Я стояла, не двигаясь, как будто любое движение могло разрушить хрупкое равновесие. Слеза медленно скользнула по коже, оставляя за собой прохладный след. Я не вытирала ее. Пусть идет.

Я ощущала пустоту внутри от потери того, чего я даже не знала. Эта боль не была острой, она была тихой, как туман, который стелится по земле.

Я- та, ради кого эти люди оставили мир. И если я отвернусь, их жертва станет напрасной.

Я сжала амулет крепче и прислонила его к груди, понимая, что мне придется отпустить их.

Со следующим вздохом мир изменился. Я снова стояла в покинутой деревне. И впервые не боялась.

Тишина встретила меня, как старый друг. Деревня была той же и в то же время уже другой. Те же дома, те же пустые окна, те же улицы, где не звучат шаги. Но теперь я знала, кто здесь жил.

Я чувствовала их — не как призраков, а как эхо, что не умирает, пока его кто-то слышит.

Ветер прошёлся по выцветшим ставням, и мне показалось, что он шепчет имена.

Я не понимала слов, но знала, что это прощание. Или, может быть, благословение.

Амулет у груди стал холодным, но я по прежнему сжимала его крепче, чем нужно.

— Теперь ты знаешь, - произнесла старуха, словно прощаясь.

Она развернулась и зашагала прочь по тихой улице, пока не растворилась в тумане.
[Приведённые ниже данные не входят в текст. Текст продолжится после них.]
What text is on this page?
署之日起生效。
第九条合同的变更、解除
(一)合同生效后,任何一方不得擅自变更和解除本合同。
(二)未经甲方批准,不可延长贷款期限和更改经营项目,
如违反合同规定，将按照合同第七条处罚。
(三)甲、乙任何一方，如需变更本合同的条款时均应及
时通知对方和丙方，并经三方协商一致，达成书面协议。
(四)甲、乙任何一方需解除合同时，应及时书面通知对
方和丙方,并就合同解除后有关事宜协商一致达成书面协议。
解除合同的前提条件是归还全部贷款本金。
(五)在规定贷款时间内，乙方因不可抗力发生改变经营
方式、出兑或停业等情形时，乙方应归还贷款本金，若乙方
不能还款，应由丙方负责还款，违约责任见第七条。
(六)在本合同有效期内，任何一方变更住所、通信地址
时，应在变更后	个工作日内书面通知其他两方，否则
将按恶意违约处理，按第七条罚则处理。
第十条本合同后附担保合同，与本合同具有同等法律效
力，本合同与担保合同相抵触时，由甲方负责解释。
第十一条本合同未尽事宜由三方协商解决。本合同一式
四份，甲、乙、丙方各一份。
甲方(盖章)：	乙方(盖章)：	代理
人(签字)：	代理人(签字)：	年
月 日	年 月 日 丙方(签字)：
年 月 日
Я дала волю слезам и опустилась на колени, не в силах больше сдерживать тяжесть, которая давила на грудь с того самого момента, как амулет раскрыл мне правду. Слёзы текли по щекам, смешиваясь с пылью и тишиной, что окутывала деревню, и каждый вдох давался с трудом, будто воздух стал гуще, насыщеннее, полон чужих голосов и воспоминаний.

Я не рыдала — нет, это было нечто иное, глубже, тише, как будто сама земля плакала через меня, вспоминая тех, кто ушёл. Колени вдавились в холодную землю, но я не чувствовала боли, только странную, отрешённую ясность, в которой не было места ни страху, ни сомнению. Всё, что было — случилось. Всё, что должно было открыться — открылось.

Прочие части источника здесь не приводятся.